L'absence de lieux de culte et de carrés musulmans
Dans un entretien à La Provence, Mohammed
Moussaoui le nouveau président du Conseil français du
culte musulman évoque l'absence de lieux de culte et de
carrés musulmans dans les cimetières communaux.
"Pour l'Islam, les choses avancent, certes, mais toujours un peu moins vite que pour les autres" analyse ce professeur de mathématiques à l'Université d'Avignon.
Le représentant du culte musulman parle du manque de lieux de culte et... de laïcité
Main
dans la main sur des dossiers d'actualité: Jacques Simonnet,
Mohammed Moussaoui président du CFCM, avec ici à droite
le délégué départemental, Abdelkader
Moussaoui.
Il passait par là, pour donner une
conférence au collège Van-Gogh. Poli et polissé,
l'homme est allé faire ses civilités au
sous-préfet. Qui en a fait de même. Il y a comme du
courant alternatif entre le représentant de l'État et
Mohammed Moussaoui, président depuis peu du Conseil
français du culte musulman. Les dossiers communs ont lié
les destins: le recours à plus de législation lors des
abattages rituels, le manque de lieux de culte ou de carrés
d'inhumations.
En formules joliment troussées, Jacques
Simonnet bien campé sur les principes de la laïcité,
évoque pourtant la nécessaire place que doit trouver "la seconde religion de France".

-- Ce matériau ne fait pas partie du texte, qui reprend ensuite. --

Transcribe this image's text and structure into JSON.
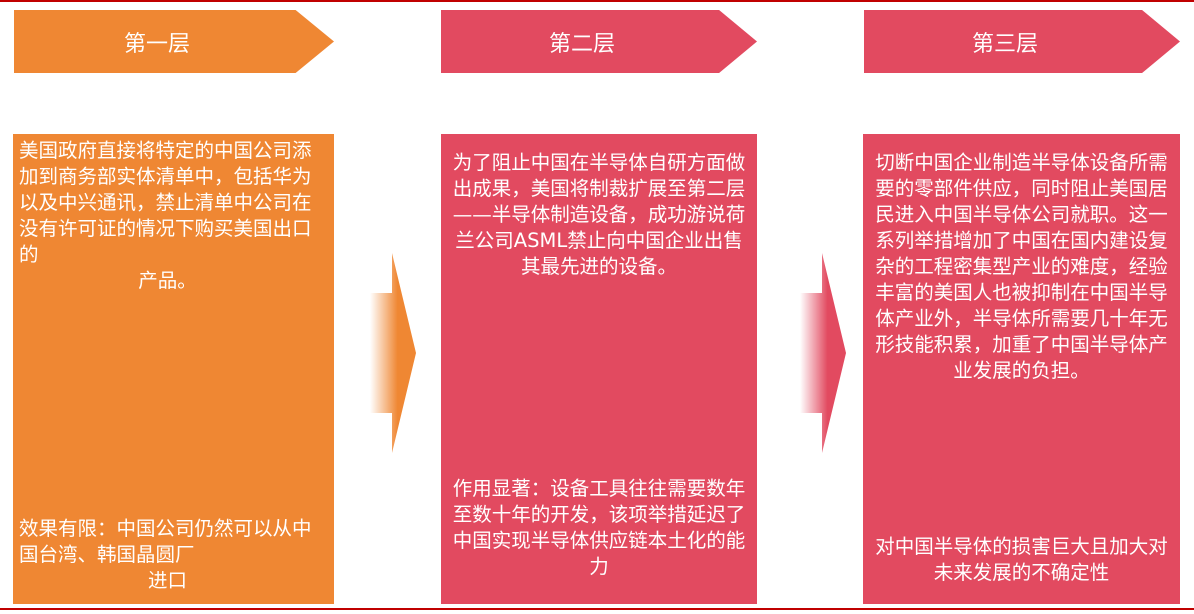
{
  "layers": [
    {
      "title": "第一层",
      "color": "#ef8733",
      "main_text": "美国政府直接将特定的中国公司添加到商务部实体清单中，包括华为以及中兴通讯，禁止清单中公司在没有许可证的情况下购买美国出口的",
      "main_text_last": "产品。",
      "effect_text": "效果有限：中国公司仍然可以从中国台湾、韩国晶圆厂",
      "effect_text_last": "进口"
    },
    {
      "title": "第二层",
      "color": "#e24a60",
      "main_text": "为了阻止中国在半导体自研方面做出成果，美国将制裁扩展至第二层——半导体制造设备，成功游说荷兰公司ASML禁止向中国企业出售其最先进的设备。",
      "effect_text": "作用显著：设备工具往往需要数年至数十年的开发，该项举措延迟了中国实现半导体供应链本土化的能力"
    },
    {
      "title": "第三层",
      "color": "#e24a60",
      "main_text": "切断中国企业制造半导体设备所需要的零部件供应，同时阻止美国居民进入中国半导体公司就职。这一系列举措增加了中国在国内建设复杂的工程密集型产业的难度，经验丰富的美国人也被抑制在中国半导体产业外，半导体所需要几十年无形技能积累，加重了中国半导体产业发展的负担。",
      "effect_text": "对中国半导体的损害巨大且加大对未来发展的不确定性"
    }
  ],
  "arrow_colors": [
    "#ef8733",
    "#e24a60"
  ]
}
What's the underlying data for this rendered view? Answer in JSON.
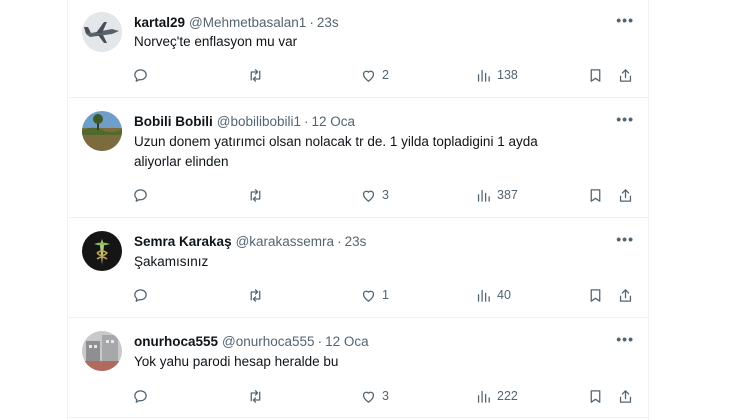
{
  "tweets": [
    {
      "name": "kartal29",
      "handle": "@Mehmetbasalan1",
      "dot": "·",
      "time": "23s",
      "text_lines": [
        "Norveç'te enflasyon mu var"
      ],
      "replies": "",
      "retweets": "",
      "likes": "2",
      "views": "138"
    },
    {
      "name": "Bobili Bobili",
      "handle": "@bobilibobili1",
      "dot": "·",
      "time": "12 Oca",
      "text_lines": [
        "Uzun donem yatırımci olsan nolacak tr de. 1 yilda topladigini 1 ayda",
        "aliyorlar elinden"
      ],
      "replies": "",
      "retweets": "",
      "likes": "3",
      "views": "387"
    },
    {
      "name": "Semra Karakaş",
      "handle": "@karakassemra",
      "dot": "·",
      "time": "23s",
      "text_lines": [
        "Şakamısınız"
      ],
      "replies": "",
      "retweets": "",
      "likes": "1",
      "views": "40"
    },
    {
      "name": "onurhoca555",
      "handle": "@onurhoca555",
      "dot": "·",
      "time": "12 Oca",
      "text_lines": [
        "Yok yahu parodi hesap heralde bu"
      ],
      "replies": "",
      "retweets": "",
      "likes": "3",
      "views": "222"
    }
  ],
  "more_label": "•••",
  "icons": {
    "reply": "reply-icon",
    "retweet": "retweet-icon",
    "like": "heart-icon",
    "views": "views-icon",
    "bookmark": "bookmark-icon",
    "share": "share-icon"
  },
  "colors": {
    "text": "#0f1419",
    "secondary": "#536471",
    "divider": "#eff3f4"
  }
}
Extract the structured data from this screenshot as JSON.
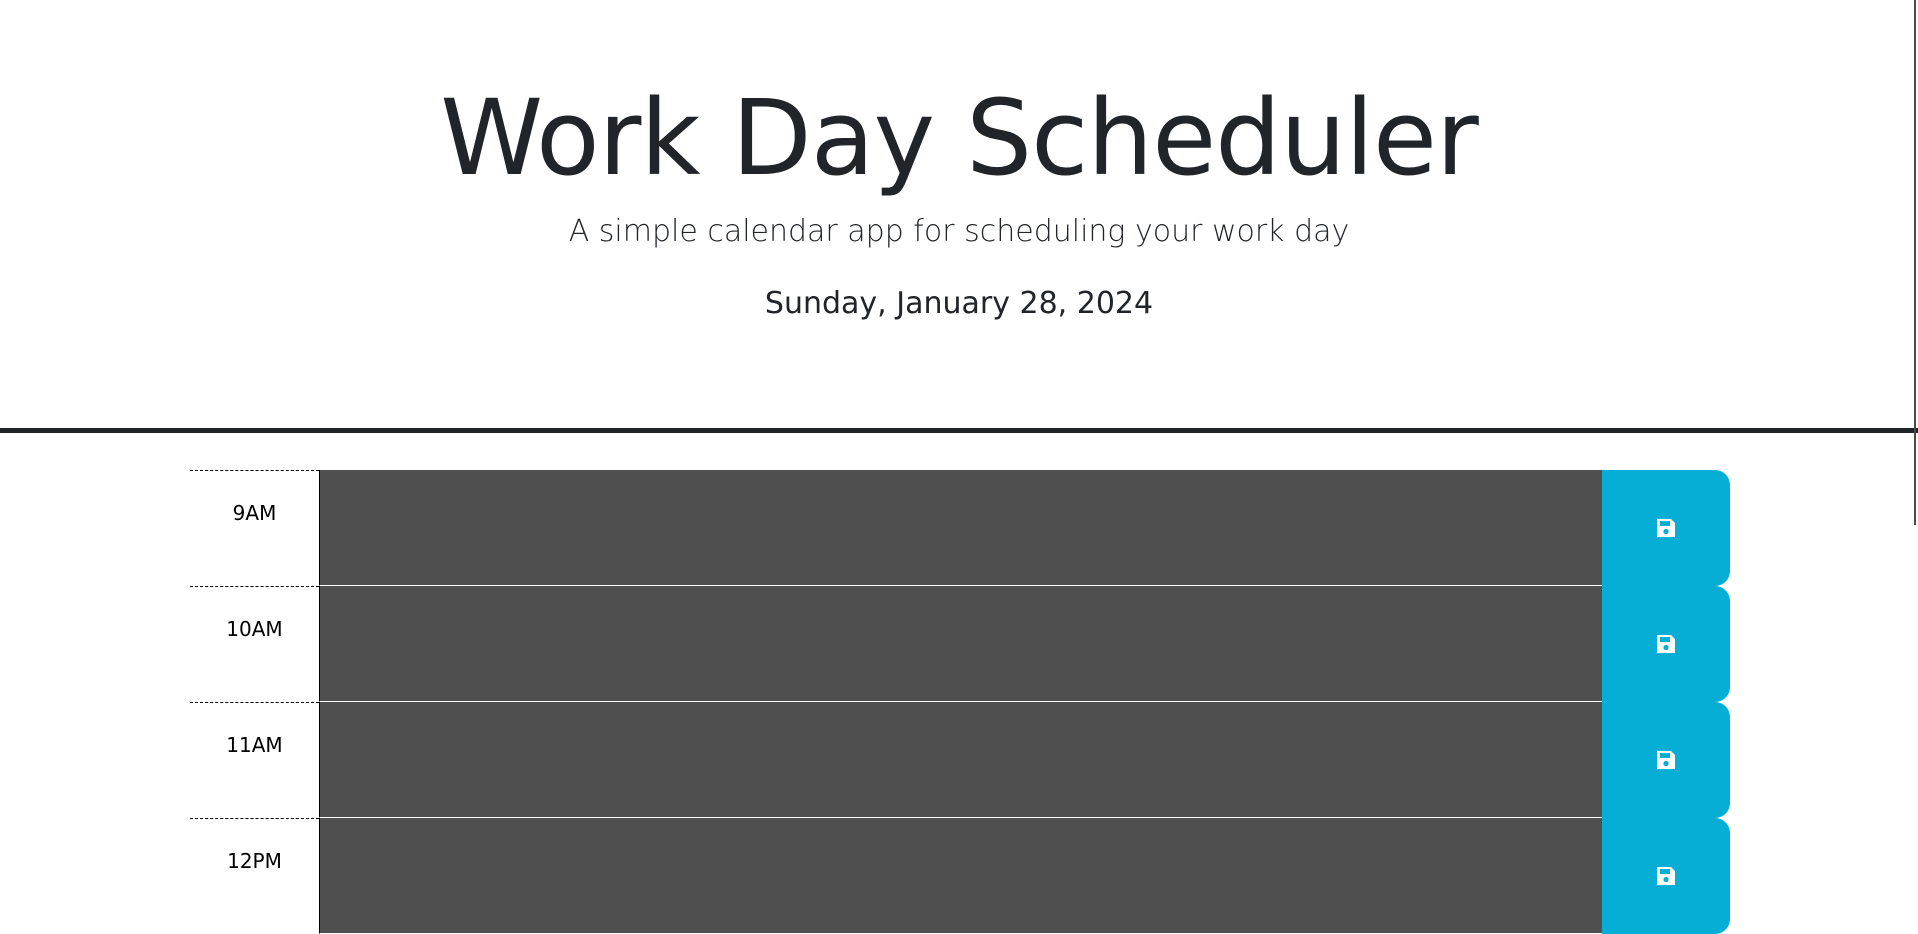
{
  "header": {
    "title": "Work Day Scheduler",
    "subtitle": "A simple calendar app for scheduling your work day",
    "current_date": "Sunday, January 28, 2024"
  },
  "colors": {
    "save_button": "#06aed5",
    "past_block": "#4f4f4f"
  },
  "schedule": {
    "save_icon": "floppy-disk-icon",
    "rows": [
      {
        "hour": "9AM",
        "text": ""
      },
      {
        "hour": "10AM",
        "text": ""
      },
      {
        "hour": "11AM",
        "text": ""
      },
      {
        "hour": "12PM",
        "text": ""
      }
    ]
  }
}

La concertation entre l'association et la sous-préfecture porte
ses fruits sur les abattages rituels. Les mots sont pesés. "Il a fallu arriver à un équilibre entre la tradition de la religion et le respect des normes sanitaires".
"Un
citoyen qui ne peut être enterré là où il a
passé sa vie ne peut être un vrai citoyen, le sentiment
d'exclusion vient de ce genre de choses."
Professeur de mathématiques à l'Univesité d'Avignon, Mohammed Moussaoui résume l'équation: "Les instances religieuses sont conscientes qu'il faut se donner les moyens de respecter les règles".
Sur les 53 sites officiels d'abattage français, 24 sont
désormais dans le département et évitent les
séances folkloriques qui nourrissent les ostracismes que l'on
sait. Les choses avancent, "même si elles avancent peut-être plus doucement pour notre religion".
Moussaoui se lâche avec discrétion en évoquant le manque de lieux de prières. "Les élus doivent faire de la pédagogie, constate le sous-préfet: Les lieux de culte, ce n'est pas une atteinte au principe de la République". Mohammed Moussaoui abonde. "Si on arrive à faire de l'Islam une religion comme une autre,
avec ses droits et ses devoirs, on aura donné un sens à
la laïcité".
Le président du CFCM attend aussi des signes forts comme la possibilité accrue d'une inhumation en France. "Un
citoyen qui ne peut être enterré là où il a
passé sa vie ne peut pas être un vrai citoyen et je crois
que le sentiment d'exclusion chez les jeunes peut venir de ce genre de
choses. C'est symbolique, donc c'est très fort".